By Amy Norton
WEDNESDAY, Dec. 6, 2017 (HealthDay News) – Adding a new drug to standard treatment may slow the progression of advanced breast cancer in younger women, a new trial Clinician has found.
The drug, called ribociclib (Kisqali), was approved by the US Food and Drug Administration. UU in March for the treatment of postmenopausal women with advanced breast cancer.
Now, experts say, the drug is equally effective for premenopausal women.
In the trial, the treatment generally doubled the time a woman remained free of cancer progression, from about one year to two years.
That benefit is "surprisingly similar" to what has been seen in postmenopausal women, said Dr. Neil Iyengar, who specializes in treating breast cancer at Memorial Sloan Kettering Cancer Center in New York City .
Breast cancer occurs more frequently in older women and tumors that develop before menopause tend to be more aggressive than Iyengar.
"This is an important study because it addresses the question of whether a treatment is as effective for premenopausal women as it is for postmenopausal women," he said. Iyengar was not involved in the investigation.
Kisqali is one of several new drugs called CDK4 / 6 inhibitors. They work by blocking two proteins that help cancer cells grow and divide.
The drug was specifically approved as a first-line treatment for postmenopausal women with advanced breast cancer who is a positive hormone receptor, which means that estrogen stimulates cancer growth.
It is intended to be used in conjunction with an aromatase inhibitor, a drug that blocks the production of estrogen in postmenopausal women. Aromatase inhibitors can be given to premenopausal women if they are used with drugs that interrupt the production of estrogen in the ovaries.
The new trial included 672 women with advanced breast cancer, 25 to 58 years old, who were premenopausal or in treatment. menopause.
All women were given standard hormone therapy, an aromatase inhibitor or the drug tamoxifen, plus medications that suppress the ovaries. Half were randomly assigned to take Kisqali in addition. The other half took inactive placebo tablets.
The main focus of the trial was "progression free survival": how long a patient lives without the cancer getting worse.
In general, women who took Kisqali typically had no progression for two years, versus 1
The findings offer "clear evidence" that the drug can work just as well for younger women, said the study's principal investigator, Dr. Debu Tripathy. He is a professor of medicine and president of the department of breast medical oncology at the MD Anderson Cancer Center at the University of Texas, Houston.
Tripathy cautioned, however, that Kisqali is not yet approved for premenopausal women.
Last month, Kisqali's maker, Novartis, said it would "start discussions" with drug regulators based on the results of these trials.
Tripathy, paid consultant to Novartis, was scheduled to present the findings on Wednesday at the San Antonio Breast Cancer Symposium. The research presented at the medical meetings should be seen as preliminary until it is published in a peer-reviewed journal.
Kisqali does have problems.
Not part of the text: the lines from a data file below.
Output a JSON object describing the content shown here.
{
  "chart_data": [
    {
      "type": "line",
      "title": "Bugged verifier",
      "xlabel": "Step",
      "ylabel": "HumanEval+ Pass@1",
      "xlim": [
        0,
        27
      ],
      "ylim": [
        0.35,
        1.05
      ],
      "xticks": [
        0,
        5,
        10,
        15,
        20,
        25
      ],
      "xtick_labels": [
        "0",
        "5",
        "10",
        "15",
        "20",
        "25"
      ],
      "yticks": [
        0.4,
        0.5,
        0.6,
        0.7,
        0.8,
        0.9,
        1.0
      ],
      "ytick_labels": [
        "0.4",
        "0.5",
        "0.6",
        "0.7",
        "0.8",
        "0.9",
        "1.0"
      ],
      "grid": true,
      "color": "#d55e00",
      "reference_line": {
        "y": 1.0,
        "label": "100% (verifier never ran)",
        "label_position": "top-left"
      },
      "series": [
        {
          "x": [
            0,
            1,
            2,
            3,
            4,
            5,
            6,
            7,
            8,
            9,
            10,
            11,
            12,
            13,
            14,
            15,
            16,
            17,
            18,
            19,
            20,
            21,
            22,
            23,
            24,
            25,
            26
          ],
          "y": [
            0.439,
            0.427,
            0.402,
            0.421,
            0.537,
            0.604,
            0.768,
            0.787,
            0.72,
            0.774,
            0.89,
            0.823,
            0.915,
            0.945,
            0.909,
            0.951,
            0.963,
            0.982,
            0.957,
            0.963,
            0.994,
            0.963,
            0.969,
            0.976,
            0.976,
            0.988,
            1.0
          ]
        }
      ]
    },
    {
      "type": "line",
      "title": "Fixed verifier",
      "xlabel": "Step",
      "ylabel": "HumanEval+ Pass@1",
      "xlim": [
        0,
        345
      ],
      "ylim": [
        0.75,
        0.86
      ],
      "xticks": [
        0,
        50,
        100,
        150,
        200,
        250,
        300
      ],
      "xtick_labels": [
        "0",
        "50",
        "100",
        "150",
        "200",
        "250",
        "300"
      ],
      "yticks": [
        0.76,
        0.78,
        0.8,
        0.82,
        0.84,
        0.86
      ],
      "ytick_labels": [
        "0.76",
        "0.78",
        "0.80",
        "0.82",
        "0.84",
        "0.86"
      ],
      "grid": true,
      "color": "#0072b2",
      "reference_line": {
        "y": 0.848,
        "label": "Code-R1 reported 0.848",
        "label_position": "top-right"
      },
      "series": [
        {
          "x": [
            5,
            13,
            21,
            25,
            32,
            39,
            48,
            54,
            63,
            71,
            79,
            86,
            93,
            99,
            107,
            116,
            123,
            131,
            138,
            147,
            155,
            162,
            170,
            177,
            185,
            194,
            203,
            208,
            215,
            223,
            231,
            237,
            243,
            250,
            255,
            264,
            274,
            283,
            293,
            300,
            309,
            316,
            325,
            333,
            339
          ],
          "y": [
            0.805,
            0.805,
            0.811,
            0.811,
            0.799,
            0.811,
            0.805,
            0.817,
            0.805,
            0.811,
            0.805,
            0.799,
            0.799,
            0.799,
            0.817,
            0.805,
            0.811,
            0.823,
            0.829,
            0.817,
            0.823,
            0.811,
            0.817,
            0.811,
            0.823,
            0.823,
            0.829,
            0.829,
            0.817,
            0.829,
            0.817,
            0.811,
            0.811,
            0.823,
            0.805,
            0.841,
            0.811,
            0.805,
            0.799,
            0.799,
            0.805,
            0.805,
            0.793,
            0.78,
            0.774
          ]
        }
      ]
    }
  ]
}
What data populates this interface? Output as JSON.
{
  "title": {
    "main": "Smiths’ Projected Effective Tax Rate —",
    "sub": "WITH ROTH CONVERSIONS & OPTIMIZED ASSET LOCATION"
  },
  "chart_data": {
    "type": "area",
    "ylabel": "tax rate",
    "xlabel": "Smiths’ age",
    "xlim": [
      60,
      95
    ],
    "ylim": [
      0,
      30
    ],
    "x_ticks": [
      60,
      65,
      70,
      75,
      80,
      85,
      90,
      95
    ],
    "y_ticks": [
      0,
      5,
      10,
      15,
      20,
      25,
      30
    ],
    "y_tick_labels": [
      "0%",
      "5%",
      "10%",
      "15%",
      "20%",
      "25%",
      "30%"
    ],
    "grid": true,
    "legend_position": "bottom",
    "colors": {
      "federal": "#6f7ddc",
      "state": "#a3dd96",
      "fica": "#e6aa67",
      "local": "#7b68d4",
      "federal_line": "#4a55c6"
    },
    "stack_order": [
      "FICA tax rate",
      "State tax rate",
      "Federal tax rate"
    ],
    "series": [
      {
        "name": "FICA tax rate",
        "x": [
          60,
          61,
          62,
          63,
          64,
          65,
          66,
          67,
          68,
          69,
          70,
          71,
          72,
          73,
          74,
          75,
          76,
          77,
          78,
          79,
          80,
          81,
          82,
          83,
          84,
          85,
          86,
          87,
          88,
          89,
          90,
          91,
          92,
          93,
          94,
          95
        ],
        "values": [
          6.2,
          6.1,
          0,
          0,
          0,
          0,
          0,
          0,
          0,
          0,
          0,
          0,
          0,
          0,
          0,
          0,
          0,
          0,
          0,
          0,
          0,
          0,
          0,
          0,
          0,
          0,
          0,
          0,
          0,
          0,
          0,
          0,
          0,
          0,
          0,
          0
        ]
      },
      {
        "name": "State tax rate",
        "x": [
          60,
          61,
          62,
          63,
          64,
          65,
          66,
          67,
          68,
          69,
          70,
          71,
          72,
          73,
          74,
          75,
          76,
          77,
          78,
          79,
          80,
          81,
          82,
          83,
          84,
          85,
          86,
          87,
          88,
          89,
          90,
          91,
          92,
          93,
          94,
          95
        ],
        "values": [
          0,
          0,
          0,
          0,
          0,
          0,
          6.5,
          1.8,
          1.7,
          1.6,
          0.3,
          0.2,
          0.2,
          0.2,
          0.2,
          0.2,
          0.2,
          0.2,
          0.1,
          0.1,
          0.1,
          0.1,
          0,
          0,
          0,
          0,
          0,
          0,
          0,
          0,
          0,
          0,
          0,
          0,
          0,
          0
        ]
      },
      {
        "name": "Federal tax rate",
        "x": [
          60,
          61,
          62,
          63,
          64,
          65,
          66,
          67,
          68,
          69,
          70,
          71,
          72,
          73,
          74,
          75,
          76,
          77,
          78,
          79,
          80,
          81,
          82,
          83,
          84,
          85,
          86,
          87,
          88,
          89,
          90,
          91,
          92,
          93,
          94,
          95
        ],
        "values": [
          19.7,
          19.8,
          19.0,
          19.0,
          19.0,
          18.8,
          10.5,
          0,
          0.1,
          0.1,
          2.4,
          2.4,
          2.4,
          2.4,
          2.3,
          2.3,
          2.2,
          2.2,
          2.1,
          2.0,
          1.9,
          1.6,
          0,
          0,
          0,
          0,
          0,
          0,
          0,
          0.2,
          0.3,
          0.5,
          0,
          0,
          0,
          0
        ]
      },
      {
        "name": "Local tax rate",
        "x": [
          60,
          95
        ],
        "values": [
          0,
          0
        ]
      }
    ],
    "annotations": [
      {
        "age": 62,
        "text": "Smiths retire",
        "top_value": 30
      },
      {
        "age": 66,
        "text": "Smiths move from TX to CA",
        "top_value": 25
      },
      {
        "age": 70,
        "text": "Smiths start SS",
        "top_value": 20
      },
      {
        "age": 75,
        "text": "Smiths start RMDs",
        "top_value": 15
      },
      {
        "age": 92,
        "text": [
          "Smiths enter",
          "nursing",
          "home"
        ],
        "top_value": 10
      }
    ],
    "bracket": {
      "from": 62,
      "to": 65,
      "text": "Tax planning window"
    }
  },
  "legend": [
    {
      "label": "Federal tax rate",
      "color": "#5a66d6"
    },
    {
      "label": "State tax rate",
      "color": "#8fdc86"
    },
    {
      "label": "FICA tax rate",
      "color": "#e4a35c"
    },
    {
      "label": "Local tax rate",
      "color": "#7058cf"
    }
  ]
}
For example, it is known that it often causes a decrease in certain white blood cells that help fight infections.
In this study, three-quarters of the women who took Kisqali had a drop in blood cells called neutrophils, although most did not have symptoms, according to Tripathy.
A small number of women had what is called QT prolongation: a change in the electrical activity of the heart that can trigger an abnormal heart rhythm. Novartis says that, as a "precaution," Kisqali patients should monitor their cardiac activity before and during treatment.
The study does not answer the question of whether the drug ultimately extends women's lives, said Tripathy.
But, he Besides, that's a difficult question, because once a woman's cancer progresses, she'll usually try other treatments, like chemotherapy or newer "targeted" drugs.
Iyengar agreed. And, he said, researchers are still trying to discover the best course of treatment once patients progress.
For now, Iyengar said, "This study gives us new and compelling evidence that many doctors and patients will do it." I want to consider "
The cost, and what the insurance will cover, is another problem." Kisqali, like other CDK4 / 6 inhibitors, costs thousands of dollars for a 28-day treatment cycle.